I took that to mean that the car exclusively refueled on Superchargers, so the fuel cost was $0. That is a legitimate apples-to-apples comparison to the ICE vehicles.



I don't think that's apples-to-apples -- you have to go out of your way to always use a supercharger, so you'd have to account for the value of the time lost in traveling to a supercharger station compared to doing all the same journeys and using nearby gas stations. (Refueling at a supercharger is slower too, so that's extra fillup time.)

Alternatively you could use the electricity cost of recharging it at home, plus the cost of the occasional missed journeys that are out of range from not always being full. (Say, book their cost at what you'd pay for an Uber for those legs.)

(I don't know if charging a Tesla at home overnight is enough to get to 100% -- anyone know?)


This is a comparison of the vehicle for their business, which is a "city mobility service". I imagine any business like this is either going to have on-site fuel, or an agreement with a fuel depot with good rates, and drivers would stop by that location on the way home anyway, so this is probably comparable for this type of service use.

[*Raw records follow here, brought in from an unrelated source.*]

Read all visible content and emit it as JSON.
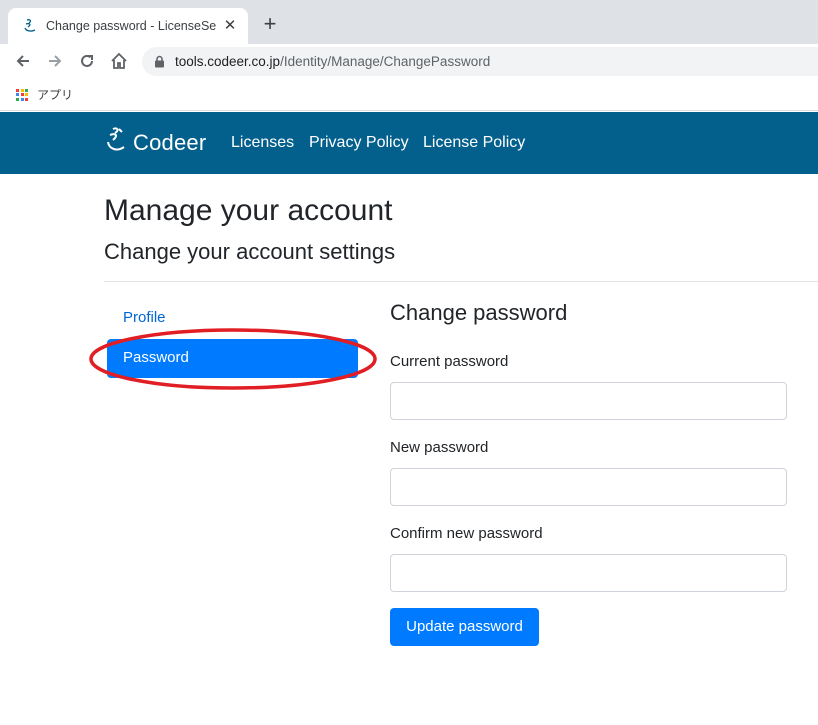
{
  "browser": {
    "tab_title": "Change password - LicenseServer",
    "tab_close": "✕",
    "new_tab": "+",
    "url_host": "tools.codeer.co.jp",
    "url_path": "/Identity/Manage/ChangePassword",
    "bookmark_apps_label": "アプリ"
  },
  "navbar": {
    "brand": "Codeer",
    "links": [
      "Licenses",
      "Privacy Policy",
      "License Policy"
    ],
    "color": "#035f8b"
  },
  "page": {
    "title": "Manage your account",
    "subtitle": "Change your account settings"
  },
  "sidebar": {
    "items": [
      {
        "label": "Profile",
        "active": false
      },
      {
        "label": "Password",
        "active": true
      }
    ],
    "highlight_color": "#e01e24"
  },
  "form": {
    "title": "Change password",
    "fields": [
      {
        "label": "Current password",
        "value": "",
        "placeholder": ""
      },
      {
        "label": "New password",
        "value": "",
        "placeholder": ""
      },
      {
        "label": "Confirm new password",
        "value": "",
        "placeholder": ""
      }
    ],
    "submit_label": "Update password",
    "accent": "#007bff"
  },
  "icons": [
    "codeer-favicon-icon",
    "close-icon",
    "plus-icon",
    "back-arrow-icon",
    "forward-arrow-icon",
    "reload-icon",
    "home-icon",
    "lock-icon",
    "apps-grid-icon",
    "codeer-logo-icon"
  ]
}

> I don't think that's apples-to-apples -- you have to go out of your way to always use a supercharger

For average person - yes, Tesloop, however, is Culver City - based, also known as home to the Culver City Supercharger, so there's a bit of a hometown advantage for them.

In fact, Tesla's recent penalty fee for hogging a supercharger spot long after the vehicle has finished charging is related to Tesla owners' complaints (on TMC, Twitter and Facebook groups) about Tesloop vehicles parked overnight in Culver City supercharger spots.


Okay, but then the comparison should be marked as a TCO comparison just for Culver City, which is, for that reason, atypical.


The other thing is this is just a data point for one car. If the results were for a dozen cars or more it would be useful. Imagine if Backblaze gave failure rate based on 1 HDD.


Exclusively refuelled using proprietary infrastructure currently provided by the car's manufacturer is not an apples-to-apples comparison to anything.


Supercharger cost is $0? Apparently only for the first 400kWh per annum for models S and X, which Tesla says is good for about 1000 miles [1].

Electricity is not free, even if Tesla is subsidizing it.

[1] https://www.tesla.com/support/supercharging


All older S and X have free unlimited supercharging, and new ones do as well if brought via a referral.


It is very misleading - I would call it deceptive - for the article to say "total combined maintenance and fuel costs of the Tesla Model S..." [my emphasis] when the fuel costs are covered by Tesla, especially as this is a loss-leader that you can no longer take advantage of.


True but the more relevant question for someone making a decision today is how the economics change if you include the cost of electricity.